Common Sense, Ain’t So Common
So this week I had to get my new bike from Louisiana back to Dallas. Simple, right?
No problem I told my wife, I’ll drive it there.
The small voice in the back of my skull whispered, “You’ve not been on a bike in over 20 years.” I dismissed that little voice.
It then said, “It’s about 525 miles, and it’s already 3:00 pm,” pesky voice spoke out. So what I thought.
That little voice tried again, “It’s getting cool out and you don’t have the proper gear.” I’m tough, I shrugged.
“Suit yourself,” that voice jeered and wasn’t to be heard from again.
So I wedged the half-faced helmet over my head and grabbed a borrowed jacket to head out on my maiden voyage. About 10 miles west of my start, I felt the first sting of what would become millions of sharp-as-arrow rain drops. The helmet did nothing to block their assault.
Soaked to the bone, I slowly swung around the longest exit ramp in the world and eased onto a water-logged gravel shoulder. The new rain suit I should’ve had ready was shoved under a ton of junk in the saddle bag.
Over the next 515 miles, I eventually dried off once the storms ceased. And the little voice’s weather report came to mind as it grew steadily cooler until the uncovered tips of my half-fingered gloves felt the chill.
I had also borrowed a full-face helmet that was two sizes too small. Out of desperation, I squeezed my noggin inside that shell and drew relief that I’d escaped the wind-whipping massacre that an 85 mph average brought.
Over eight hours, a Snickers and a Milky Way bar later, I sent my wife the most treasured message of our entire marriage, “Open Garage Door”
I parked the bike and eased into the bedroom without much more than smiles and groans. She just looked at me like an intruder had invaded our home. I couldn’t have been more proud at that moment for having just completed the adventure. Not because it was over, but despite the sensible alternatives, I set my mind to something and no matter how uncomfortable it was at times, I persevered.
The last thing I heard was her saying goodnight. But then I listened through the buzzing of my ears, and heard it again. It was that same small voice from earlier in the day.
I tensed for the taunting I told you so.
Instead, it laughed, “Good journey, dude. I knew you could do it.”
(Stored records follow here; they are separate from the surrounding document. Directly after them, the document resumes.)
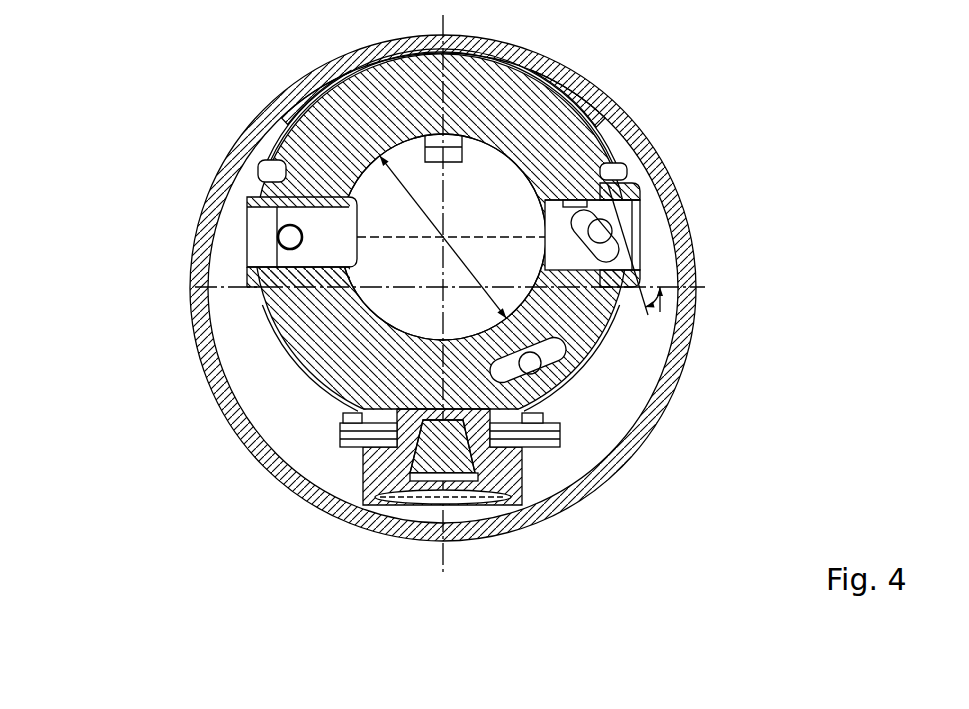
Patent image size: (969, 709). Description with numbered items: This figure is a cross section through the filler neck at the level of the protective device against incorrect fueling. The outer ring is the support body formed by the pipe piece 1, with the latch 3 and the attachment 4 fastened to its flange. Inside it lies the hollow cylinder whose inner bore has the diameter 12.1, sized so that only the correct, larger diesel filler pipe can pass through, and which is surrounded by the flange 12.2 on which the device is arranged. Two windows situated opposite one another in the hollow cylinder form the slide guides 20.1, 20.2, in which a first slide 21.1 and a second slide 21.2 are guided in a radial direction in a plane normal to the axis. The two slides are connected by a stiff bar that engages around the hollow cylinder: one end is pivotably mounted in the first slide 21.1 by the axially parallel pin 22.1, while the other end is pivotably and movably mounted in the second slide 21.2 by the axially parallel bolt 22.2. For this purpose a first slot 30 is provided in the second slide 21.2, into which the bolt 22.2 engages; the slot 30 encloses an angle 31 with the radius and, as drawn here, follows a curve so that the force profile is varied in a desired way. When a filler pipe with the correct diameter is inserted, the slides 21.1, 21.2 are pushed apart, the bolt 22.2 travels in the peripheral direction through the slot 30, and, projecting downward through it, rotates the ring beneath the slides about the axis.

The pipe piece 1 is at (446, 235).
The latch 3 is at (312, 368).
The attachment 4 is at (668, 372).
The diameter of the hollow cylinder 12.1 is at (473, 268).
The flange of the hollow cylinder 12.2 is at (339, 134).
The first slide guide 20.1 is at (262, 273).
The second slide guide 20.2 is at (632, 280).
The first slide 21.1 is at (290, 212).
The second slide 21.2 is at (600, 229).
The pin 22.1 is at (290, 237).
The bolt 22.2 is at (603, 233).
The first slot 30 is at (620, 212).
The angle 31 is at (662, 305).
Categories: Author L. Scott Silverii
be proud of yourself. Not much sucks worse than riding in the rain. That’s also a long ride for the first one in 20 years
Good point. the rain wasn’t as bad as the 525 miles with stops only for gas. But it was one heck of a break in session
It’s rare that the committee offers a compliment. Remember that one!
Great point. That committee can be tough. I’m back on the Trek too.
Glad you made it back safe! You should be proud of yourself! Have a great evening! xoxo
Hi Ginger – Thank you. Now it’s time for ice cream
As I looked at the pic, then read the first few paragraphs my eyes opened wide…nearly as wide as my grin…my mind echoing these key phrases….not been on a bike for over 20 years, 525 miles, late afternoon, RAIN!!
Then my twisted brain pictured a drowned and shivering bow-legged John Wayne dismounting slowly after arriving back at the homestead and announcing his arrival while trying to grin like a hero while the voices inside whisper “dude just make it to the bed without whimpering and NEVER listen to the inside voices again fool!”
I’m glad you made it home safely, and I thank you for amusing my twisted mind! 👍
I like your version of the events much better!!!
Twisted isn’t always a bad thing
More than anything, glad you finished your journey safely.